I had to hard reset the VM and now the tentacle is online, and a new health check reports that, but the old tentacle health check task from Saturday plus the deployment from a couple of hours ago are in a state of “Cancellation requested, trying to cancel the task”
It seems to be the same problem with the tentacle health check having no timeout at all, it seems trying to stop a task on a tentacle that previous died has no timeout and I can see no way of clearing this other than restarting the Octopus server, which should not be happening just for the case of one of our dozens of tentacles going offline!
Am I wrong in this assumption - is there anything other than restarting the server to stop these two tasks?

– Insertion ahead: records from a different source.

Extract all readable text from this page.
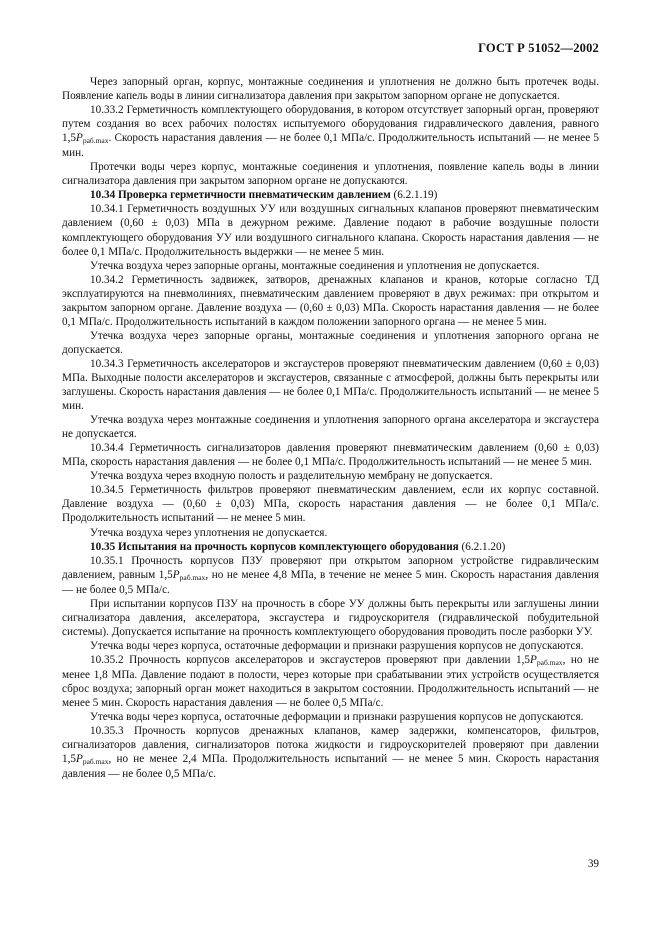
ГОСТ Р 51052—2002

Через запорный орган, корпус, монтажные соединения и уплотнения не должно быть протечек воды. Появление капель воды в линии сигнализатора давления при закрытом запорном органе не допускается.

10.33.2 Герметичность комплектующего оборудования, в котором отсутствует запорный орган, проверяют путем создания во всех рабочих полостях испытуемого оборудования гидравлического давления, равного 1,5Pраб.max. Скорость нарастания давления — не более 0,1 МПа/с. Продолжительность испытаний — не менее 5 мин.

Протечки воды через корпус, монтажные соединения и уплотнения, появление капель воды в линии сигнализатора давления при закрытом запорном органе не допускаются.

10.34 Проверка герметичности пневматическим давлением (6.2.1.19)

10.34.1 Герметичность воздушных УУ или воздушных сигнальных клапанов проверяют пневматическим давлением (0,60 ± 0,03) МПа в дежурном режиме. Давление подают в рабочие воздушные полости комплектующего оборудования УУ или воздушного сигнального клапана. Скорость нарастания давления — не более 0,1 МПа/с. Продолжительность выдержки — не менее 5 мин.

Утечка воздуха через запорные органы, монтажные соединения и уплотнения не допускается.

10.34.2 Герметичность задвижек, затворов, дренажных клапанов и кранов, которые согласно ТД эксплуатируются на пневмолиниях, пневматическим давлением проверяют в двух режимах: при открытом и закрытом запорном органе. Давление воздуха — (0,60 ± 0,03) МПа. Скорость нарастания давления — не более 0,1 МПа/с. Продолжительность испытаний в каждом положении запорного органа — не менее 5 мин.

Утечка воздуха через запорные органы, монтажные соединения и уплотнения запорного органа не допускается.

10.34.3 Герметичность акселераторов и эксгаустеров проверяют пневматическим давлением (0,60 ± 0,03) МПа. Выходные полости акселераторов и эксгаустеров, связанные с атмосферой, должны быть перекрыты или заглушены. Скорость нарастания давления — не более 0,1 МПа/с. Продолжительность испытаний — не менее 5 мин.

Утечка воздуха через монтажные соединения и уплотнения запорного органа акселератора и эксгаустера не допускается.

10.34.4 Герметичность сигнализаторов давления проверяют пневматическим давлением (0,60 ± 0,03) МПа, скорость нарастания давления — не более 0,1 МПа/с. Продолжительность испытаний — не менее 5 мин.

Утечка воздуха через входную полость и разделительную мембрану не допускается.

10.34.5 Герметичность фильтров проверяют пневматическим давлением, если их корпус составной. Давление воздуха — (0,60 ± 0,03) МПа, скорость нарастания давления — не более 0,1 МПа/с. Продолжительность испытаний — не менее 5 мин.

Утечка воздуха через уплотнения не допускается.

10.35 Испытания на прочность корпусов комплектующего оборудования (6.2.1.20)

10.35.1 Прочность корпусов ПЗУ проверяют при открытом запорном устройстве гидравлическим давлением, равным 1,5Pраб.max, но не менее 4,8 МПа, в течение не менее 5 мин. Скорость нарастания давления — не более 0,5 МПа/с.

При испытании корпусов ПЗУ на прочность в сборе УУ должны быть перекрыты или заглушены линии сигнализатора давления, акселератора, эксгаустера и гидроускорителя (гидравлической побудительной системы). Допускается испытание на прочность комплектующего оборудования проводить после разборки УУ.

Утечка воды через корпуса, остаточные деформации и признаки разрушения корпусов не допускаются.

10.35.2 Прочность корпусов акселераторов и эксгаустеров проверяют при давлении 1,5Pраб.max, но не менее 1,8 МПа. Давление подают в полости, через которые при срабатывании этих устройств осуществляется сброс воздуха; запорный орган может находиться в закрытом состоянии. Продолжительность испытаний — не менее 5 мин. Скорость нарастания давления — не более 0,5 МПа/с.

Утечка воды через корпуса, остаточные деформации и признаки разрушения корпусов не допускаются.

10.35.3 Прочность корпусов дренажных клапанов, камер задержки, компенсаторов, фильтров, сигнализаторов давления, сигнализаторов потока жидкости и гидроускорителей проверяют при давлении 1,5Pраб.max, но не менее 2,4 МПа. Продолжительность испытаний — не менее 5 мин. Скорость нарастания давления — не более 0,5 МПа/с.

39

I am unable to redeploy as the redeployment is now queued being this forever pending task…
This is actually a pretty severe problem and seems to be introduced recently (Only notice since upgrading to 3.13.x from 3.7.x
Tasks get stuck in a cancelled state
Cancelled tasks hold up other tasks
I’m under the impression this can be mitigated by updating the DB (For us, this aint happening during business hours) so we have to resort to restarting the Octopus server (Which screws with running TeamCity builds etc)
The other cause for this to happen from what I’ve seen is where Tentacles upgrade calamari during a deployment and seem to sit there for hours doing nothing, if you cancel it the upgrade task will stay cancelled but is classed as a running task.
Are you both using Octopus HA or a single Octopus Server? How many Tentacles do you have involved in the health checks/tentacle upgrades that are becoming stuck?
Using a single Octopus Server and there was just the one tentacle that was stuck, out of roughly 30 we have.
I could potentially test with more than one if you need as to replicate should just be a case of me stopping some tentacle services (or maybe just killing the .exe so it’s more like the scenario of the machine going offline), re-running the health check, then trying to Cancel.
Please upgrade to Octopus Server 3.16.1 or newer and let us know if this change helps.
At this point we aren’t able to reproduce the problem in our lab, so we are going to wait and see if this surgical change improves the situation before investigating further.